O'Brien grew up in Dublin, London and County Cork. One of the family homes, Lohort Castle, Mallow, was burned in 1921. O'Brien was living there in the census in 1911. O'Brien was initially well known as a hunter and tennis player.

== World War One ==
O'Brien served as a First Aid Nursing Yeomanry driver in the Western theatre of war between May 1917 and April 1919 and received a British War Medal and Victory Medal. Her father also served and her older brother Timothy was killed in action in Flanders in 1916.

== Flying ==
O'Brien was a member of the London Light Airplane Club. She got her commercial pilots licence in 1927 and was the second woman in Ireland and the UK to do that. She won the first women's air race – the Aerial Oaks in 1926.
With Mary, Lady Heath she set the 1928 British Altitude record. In June 1928, she wrote an article on "Flying as a Career for Women" in The Women Engineer, the journal of the Women's Engineering Society.

On 20 October 1928 she lost a leg in a flying accident near Mill Hill golf course Middlesex while giving training in her de Havilland Moth. Her leg was crushed in the crash and had to be amputated her passenger Hon. Mildred Katherine Leith survived with fewer injuries and concussion. O'Brien remained passionate about aviation, writing a number of articles and organising air rallies such as the May 1929 rally in
Gleneagles. She continued to fly herself using an artificial leg.
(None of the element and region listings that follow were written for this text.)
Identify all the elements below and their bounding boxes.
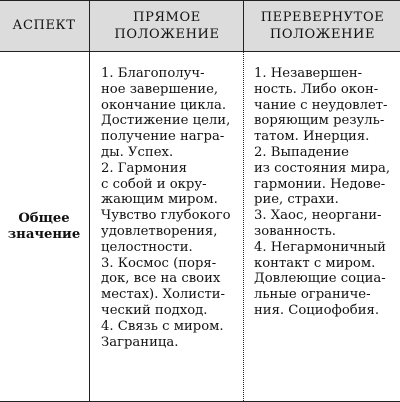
upright-line: 3. Космос (поря- [101,255,217,271]
reversed-line: ния. Социофобия. [254,302,380,318]
reversed-line: зованность. [254,223,336,239]
header-upright-line1: ПРЯМОЕ [133,9,201,25]
reversed-line: 1. Незавершен- [254,66,363,81]
reversed-line: 2. Выпадение [254,144,349,160]
reversed-line: контакт с миром. [254,255,376,271]
column-divider-2-body [243,52,244,401]
reversed-line: рие, страхи. [254,192,339,208]
upright-line: 2. Гармония [101,160,187,176]
upright-line: 1. Благополуч- [101,66,205,81]
column-divider-1 [89,0,90,402]
reversed-line: гармонии. Недове- [254,176,386,192]
header-reversed-line2: ПОЛОЖЕНИЕ [269,26,376,42]
upright-line: окончание цикла. [101,97,227,113]
header-aspect [0,0,88,51]
upright-line: с собой и окру- [101,176,207,192]
header-reversed [245,0,400,51]
header-upright [91,0,243,51]
upright-line: ческий подход. [101,302,208,318]
reversed-line: чание с неудовлет- [254,97,388,113]
reversed-line: из состояния мира, [254,160,391,176]
header-upright-line2: ПОЛОЖЕНИЕ [114,26,220,42]
header-aspect-label: АСПЕКТ [12,18,76,33]
upright-line: Заграница. [101,334,179,350]
upright-line: Достижение цели, [101,113,231,129]
upright-line: удовлетворения, [101,223,218,239]
header-reversed-line1: ПЕРЕВЕРНУТОЕ [260,9,385,25]
upright-line: ное завершение, [101,81,219,97]
aspect-line1: Общее [18,211,70,227]
column-divider-2-header [243,0,244,51]
upright-line: целостности. [101,239,193,255]
table-header [0,0,400,51]
reversed-line: ность. Либо окон- [254,81,379,97]
upright-line: док, все на своих [101,271,221,287]
reversed-line: льные ограниче- [254,287,371,303]
header-divider [0,51,400,52]
reversed-line: воряющим резуль- [254,113,385,129]
upright-line: ды. Успех. [101,144,174,160]
upright-line: 4. Связь с миром. [101,318,224,334]
upright-cell [101,66,241,350]
aspect-line2: значение [7,227,81,242]
top-border [0,0,400,1]
reversed-line: 3. Хаос, неоргани- [254,208,382,224]
reversed-line: татом. Инерция. [254,129,370,145]
upright-line: жающим миром. [101,192,218,208]
reversed-cell [254,66,396,319]
aspect-cell [0,53,88,401]
upright-line: Чувство глубокого [101,208,231,224]
reversed-line: Довлеющие социа- [254,271,386,287]
upright-line: получение награ- [101,129,225,145]
reversed-line: 4. Негармоничный [254,239,386,255]
upright-line: местах). Холисти- [101,287,225,303]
She worked on behalf of the Air League of the British Empire and was one of the two founders of the Aviation Ambulance Association of England.
She lived at Earls Court Road in 1931.

She was killed in 1931 when her plane crashed on takeoff at Hatfield, Hertfordshire. The plane's co-owner, the explorer Enid Gordon-Gallien, was in the plane and also died in the crash. O'Brien left an estate worth just over £538.